Submarine Electricity to Provide More Directional Boring Projects

Submarine electricity transmission systems are being used more frequently for long and short hauls in undersea, lake, and river interconnection applications, allowing transmission in areas where water has made underground or overhead solutions impossible. With at least 140 new high-voltage direct current (HVDC) and high-voltage alternating current (HVAC) systems currently being deployed or in planning stages, this highly specialized market is expected to experience rapid growth in the near future. 

Submarine cables usually require directional boring of the shore crossings. Many river and lake submarine cables are installed entirely by directional boring (horizontal directional drilling, HDD). The growth of the market means more directional boring projects.

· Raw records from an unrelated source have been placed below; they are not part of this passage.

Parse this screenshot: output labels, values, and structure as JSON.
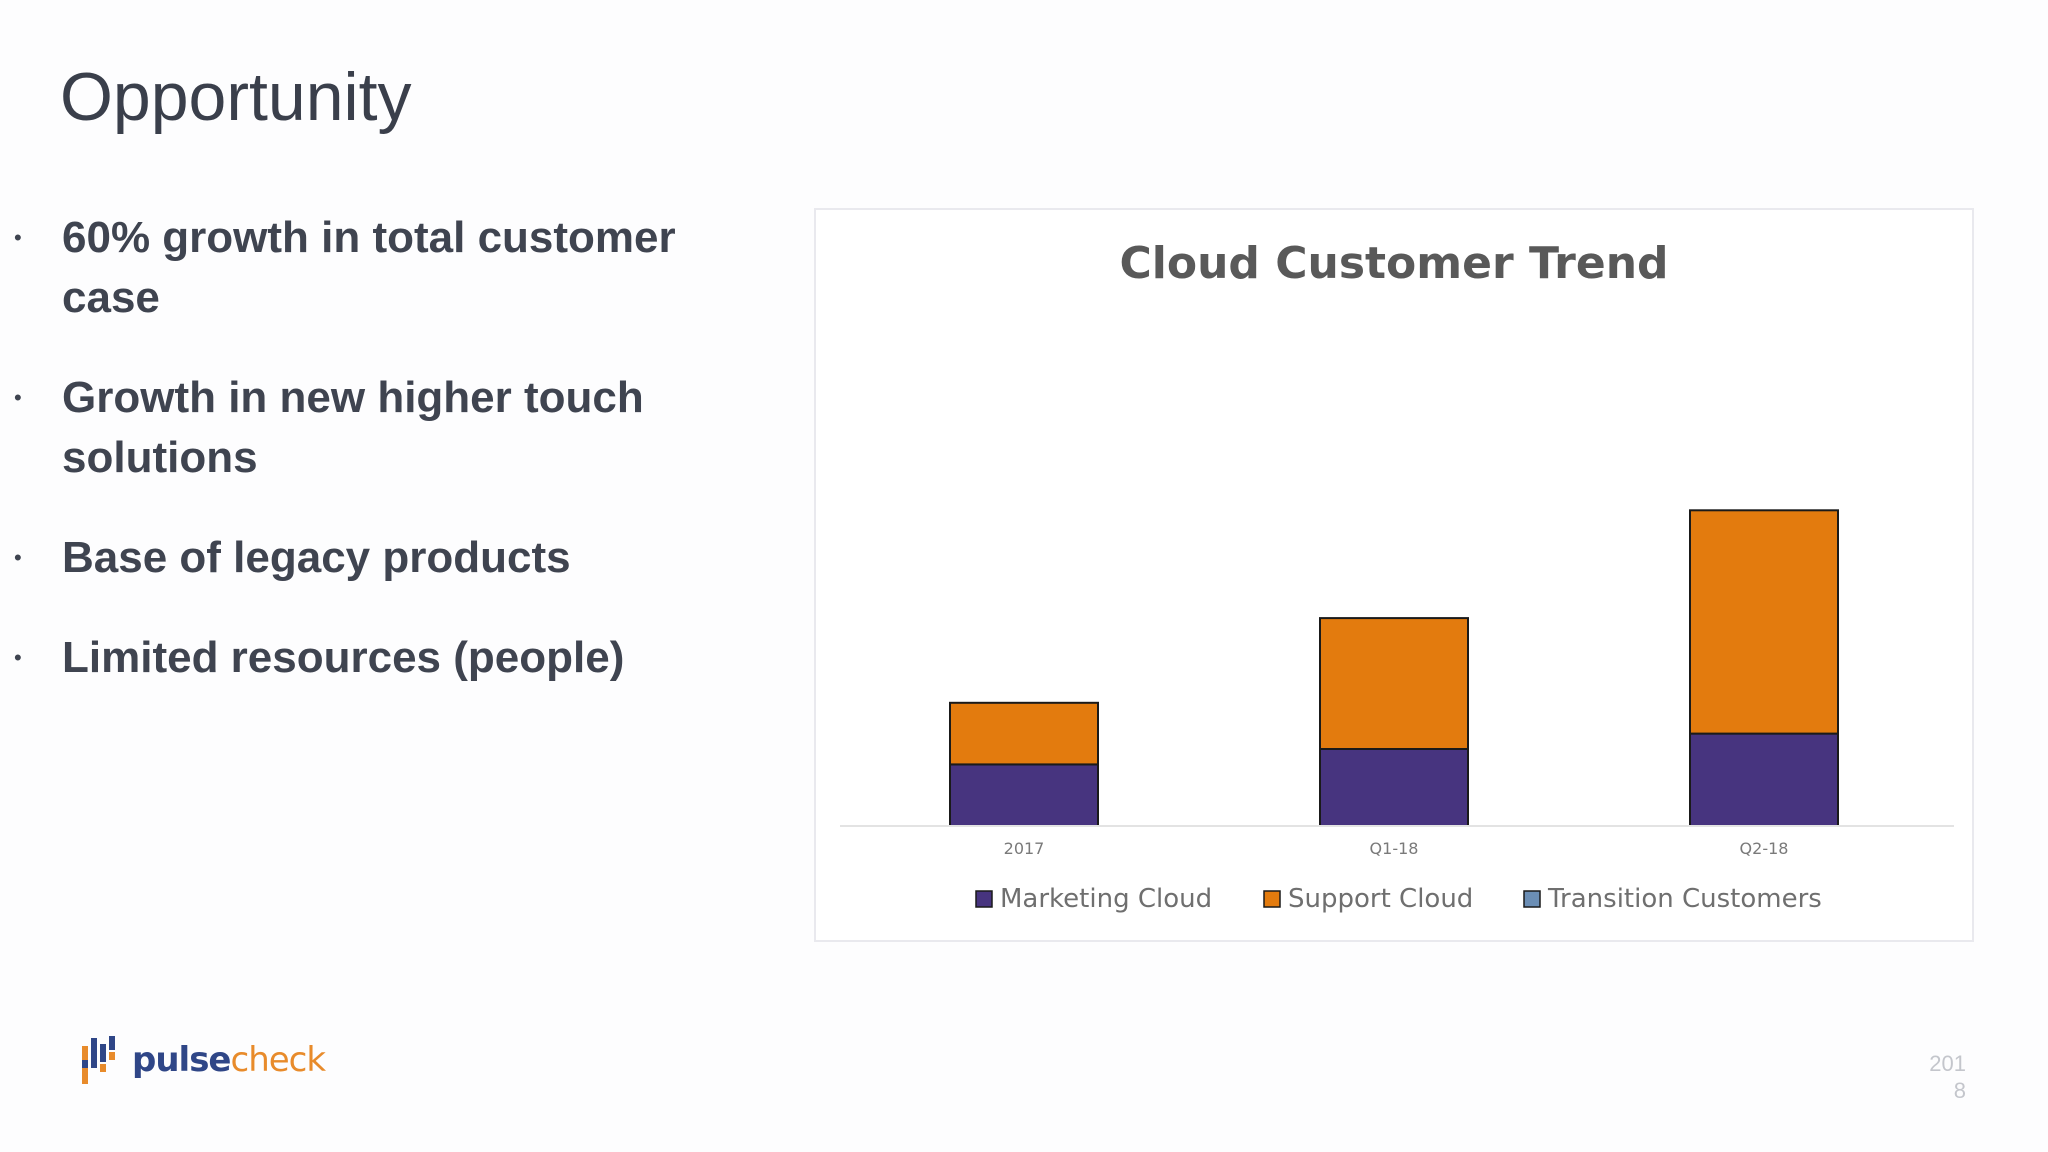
{
  "slide": {
    "title": "Opportunity",
    "bullets": [
      "60% growth in total customer case",
      "Growth in new higher touch solutions",
      "Base of legacy products",
      "Limited resources (people)"
    ],
    "bullet_marker": "•",
    "logo": {
      "text_bold": "pulse",
      "text_light": "check"
    },
    "page_number_line1": "201",
    "page_number_line2": "8"
  },
  "chart_data": {
    "type": "bar",
    "stacked": true,
    "title": "Cloud Customer Trend",
    "categories": [
      "2017",
      "Q1-18",
      "Q2-18"
    ],
    "series": [
      {
        "name": "Marketing Cloud",
        "color": "#47347f",
        "values": [
          40,
          50,
          60
        ]
      },
      {
        "name": "Support Cloud",
        "color": "#e37b0e",
        "values": [
          40,
          85,
          145
        ]
      },
      {
        "name": "Transition Customers",
        "color": "#6b8eb5",
        "values": [
          0,
          0,
          0
        ]
      }
    ],
    "ylim": [
      0,
      400
    ],
    "grid": false,
    "legend": "bottom"
  }
}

One of the major factors driving the growth in the market is connecting offshore wind generation to the mainland and reconfiguring or expanding interconnections between states, countries, and regions,” says James McCray, senior research analyst with Navigant Research. “Submarine technologies are helping to address changing electric generation mixes and isolated national grids are also being interconnected for security, balance, and the sale of excess electricity in cross-border exchanges.”

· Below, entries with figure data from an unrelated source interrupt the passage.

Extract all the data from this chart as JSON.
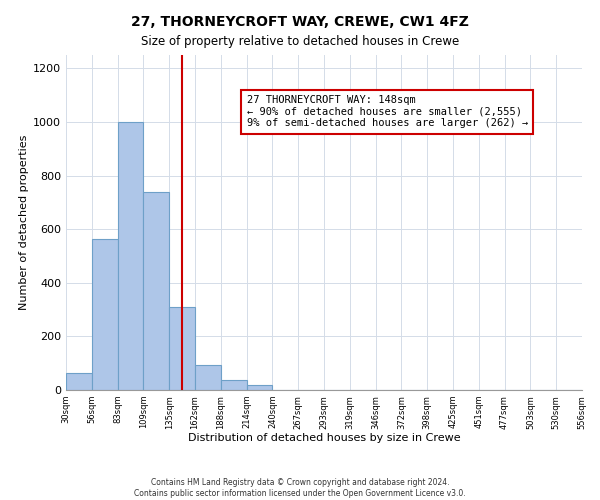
{
  "title": "27, THORNEYCROFT WAY, CREWE, CW1 4FZ",
  "subtitle": "Size of property relative to detached houses in Crewe",
  "xlabel": "Distribution of detached houses by size in Crewe",
  "ylabel": "Number of detached properties",
  "bin_labels": [
    "30sqm",
    "56sqm",
    "83sqm",
    "109sqm",
    "135sqm",
    "162sqm",
    "188sqm",
    "214sqm",
    "240sqm",
    "267sqm",
    "293sqm",
    "319sqm",
    "346sqm",
    "372sqm",
    "398sqm",
    "425sqm",
    "451sqm",
    "477sqm",
    "503sqm",
    "530sqm",
    "556sqm"
  ],
  "bar_values": [
    65,
    565,
    1000,
    740,
    310,
    95,
    38,
    20,
    0,
    0,
    0,
    0,
    0,
    0,
    0,
    0,
    0,
    0,
    0,
    0
  ],
  "bar_color": "#aec6e8",
  "bar_edge_color": "#6ea0c8",
  "property_line_color": "#cc0000",
  "annotation_line1": "27 THORNEYCROFT WAY: 148sqm",
  "annotation_line2": "← 90% of detached houses are smaller (2,555)",
  "annotation_line3": "9% of semi-detached houses are larger (262) →",
  "annotation_box_color": "#ffffff",
  "annotation_box_edge_color": "#cc0000",
  "ylim": [
    0,
    1250
  ],
  "yticks": [
    0,
    200,
    400,
    600,
    800,
    1000,
    1200
  ],
  "footer_text": "Contains HM Land Registry data © Crown copyright and database right 2024.\nContains public sector information licensed under the Open Government Licence v3.0.",
  "background_color": "#ffffff",
  "grid_color": "#d4dce8"
}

Europe’s transmission system currently requires extensive reconfiguration and expansion to deal with coal and nuclear generation plant retirements and the rapid growth of offshore and onshore wind generation in the Nordic region, as well as in other remote offshore areas. Because of this, the European market, which currently represents more than 70 percent of regional market share, will likely account for more than half of the global submarine cable projects during the next decade. North America is lagging far behind Europe in the use of offshore wind generation.